Re: [Xenomai] native/heap: "removing non-linked element"

[Gilles Chanteperdrix <gilles.chanteperdrix@xenomai.org>]

On 05/09/2013 06:13 PM, Gilles Chanteperdrix wrote:

> On 05/02/2013 08:45 PM, Kai Bollue wrote:
> 
>> Hello,
>>
>> we experience a crash upon unbinding of a previously deleted (and 
>> cleaned up) shared heap.
>> Scheme:
>> - Process A calls rt_heap_create() (with H_SHARED flag), waits for some 
>> time and then terminates.
>> - Process B calls rt_heap_bind() on that heap, uses it and calls 
>> rt_heap_unbind() (or terminates) after process A has terminated.
>>
>> Then the system crashes after the output of "Xenomai: removing 
>> non-linked element, holder=ffffc900125e4940, qslot=ffff880427aa90f8 at 
>> kernel/xenomai/skins/native/heap.c:374".
>>
>> The crash does not always happen, but can quite reliably be reproduced 
>> by starting process A in a loop from bash (while [ TRUE ]; do ...) and 
>> keeping process B running.
>>
>> Two aspects seem to be crucial:
>> - Calling rt_heap_delete() in process A is not sufficient to reproduce 
>> the problem, the process has to terminate (the cleaning up seems to be 
>> relevant).
>> - We could only reproduce the crash as long as process B accessed the 
>> heap after process A had terminated (e.g. using memcpy).
>>
>> As a workaround, it could be tried to avoid access to a deleted heap, 
>> but it is not always possible to detect the termination of process A on 
>> time in such a constellation.
>>
>> The system:
>> - AMD AM3 FX-8350
>> - Debian 6.0
>> - Kernel 3.5.7
>> - Xenomai 2.6.2.1
>>
>> We also tested this on an older system (Xenomai 2.6.0, Kernel 2.6.37): 
>> Here, both processes hung indefinitely and could not be killed, but the 
>> system did not crash.
>>
>> Any hints are appreciated.
>>
>> Attachments:
>> - Console output
>> - Code of process A
>> - Code of process B
> 
> 
> Hi Kai,
> 
> thank you very much for your test case, it allowed to reproduce the
> issue and try and understand what happens.
> 
> From what I understand, processA creates the shared heap which is added
> to the list of the objects it holds (xeno_get_rholder()), when processA
> dies, the heap is removed from the list, but not destroyed because it is
> also bound to processB.
> 
> Then processB unbinds the heap, which triggers an auto-destruction,
> which tries to remove the heap from processA list again.
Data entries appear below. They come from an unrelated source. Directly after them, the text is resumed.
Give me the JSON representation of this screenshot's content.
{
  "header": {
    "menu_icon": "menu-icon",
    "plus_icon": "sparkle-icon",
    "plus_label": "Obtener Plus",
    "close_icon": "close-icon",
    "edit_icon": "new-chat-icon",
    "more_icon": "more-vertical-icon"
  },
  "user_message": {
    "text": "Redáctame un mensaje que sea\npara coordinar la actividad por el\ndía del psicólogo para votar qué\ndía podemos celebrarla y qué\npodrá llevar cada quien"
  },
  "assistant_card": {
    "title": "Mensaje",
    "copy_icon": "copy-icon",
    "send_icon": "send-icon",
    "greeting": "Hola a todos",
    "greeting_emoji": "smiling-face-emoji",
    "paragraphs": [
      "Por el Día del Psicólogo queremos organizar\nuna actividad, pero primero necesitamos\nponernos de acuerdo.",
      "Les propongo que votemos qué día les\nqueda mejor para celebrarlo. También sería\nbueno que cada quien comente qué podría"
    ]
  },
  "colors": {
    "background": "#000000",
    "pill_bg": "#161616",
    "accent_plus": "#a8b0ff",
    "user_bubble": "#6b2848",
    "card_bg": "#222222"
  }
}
If processA
> control block has not been re-used, this works, because the list is
> still there, if processA has be re-launched, the control block has been
> reinitialized, as well as the list, so removing the element from the
> list fails.
> 
> I see several possible corrections:
> - get rt_heap_delete to return an error when the heap is currently bound
> to another process (EBUSY for instance), while still unmapping it from
> the current process. This will cause __xeno_flush_rq to move the heap to
> the "global" ressource holder, where it can safely be deleted later
> - put any rt_heap with the H_MAPPABLE flag directly on the global
> ressource holder, as it is a global object anyway, this means that when
> a process which created a mappable heap dies, the heap survives, but
> this is maybe what should be expected from shareable heaps.


- or remove the rt_heap from the list directly in rt_heap_delete, it
does not seem to make sense to keep it in the list after it has been
deleted: it will be automatically deleted when the last process bound to
it unbinds it anyway.

-- 
                                                                Gilles.